El
ruido del motor se esparcía como una vibración, un largo y rápido latido que
recorría toda la habitación marcando el compás de la madrugada, los peces de
colores exploraban la pecera en sus tres dimensiones y retomaban el camino como
si nunca lo hubieran visto antes.
La
idea de ver a sus pequeños amigos nadar tan alegremente en su reducido espacio,
producía en Darío un sosiego que lo llenaba de pies a cabeza con un calor
discreto. Las últimas noches de insomnio le habían llenado de la cabeza con
ideas extrañas de sombras danzantes en las esquinas, de cuchillos oxidados y
extensos charcos de sangre que manchaban lujosas cortinas.
Pero
esos pequeños animalillos suspendidos en el agua burbujeante, moviendo sus
aletas coloridas, sin parpadear dejándose caer para ascender de nuevo; esa paz imperturbable
había hecho un gran impacto en la vida de Darío.

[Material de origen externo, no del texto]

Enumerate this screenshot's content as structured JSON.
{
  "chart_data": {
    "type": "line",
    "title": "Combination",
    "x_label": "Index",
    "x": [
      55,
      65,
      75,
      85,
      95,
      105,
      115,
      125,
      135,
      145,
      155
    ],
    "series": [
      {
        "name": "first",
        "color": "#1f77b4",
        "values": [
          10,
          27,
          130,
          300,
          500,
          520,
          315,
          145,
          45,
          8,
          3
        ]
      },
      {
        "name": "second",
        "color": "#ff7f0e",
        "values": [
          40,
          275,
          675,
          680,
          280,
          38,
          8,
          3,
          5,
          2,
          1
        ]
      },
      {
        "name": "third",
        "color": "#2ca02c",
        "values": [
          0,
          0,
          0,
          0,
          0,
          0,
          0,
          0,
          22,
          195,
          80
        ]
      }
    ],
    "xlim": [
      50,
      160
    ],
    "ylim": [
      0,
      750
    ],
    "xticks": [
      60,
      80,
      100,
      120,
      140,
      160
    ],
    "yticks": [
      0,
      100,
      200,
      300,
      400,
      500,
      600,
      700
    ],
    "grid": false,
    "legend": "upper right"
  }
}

Se fijo en la hora: 3:45 am.
Era tiempo de su otro hobby. Se puso
la larga gabardina, guardó el revolver en el bolsillo, y antes de salir echó un
dedo pálido al interior de la pecera.
Mientras
un extraño cubierto se alejaba por la calle oscura, un grupo de pececillos
mordisqueaba lo que quedaba del ultimo trofeo de caza.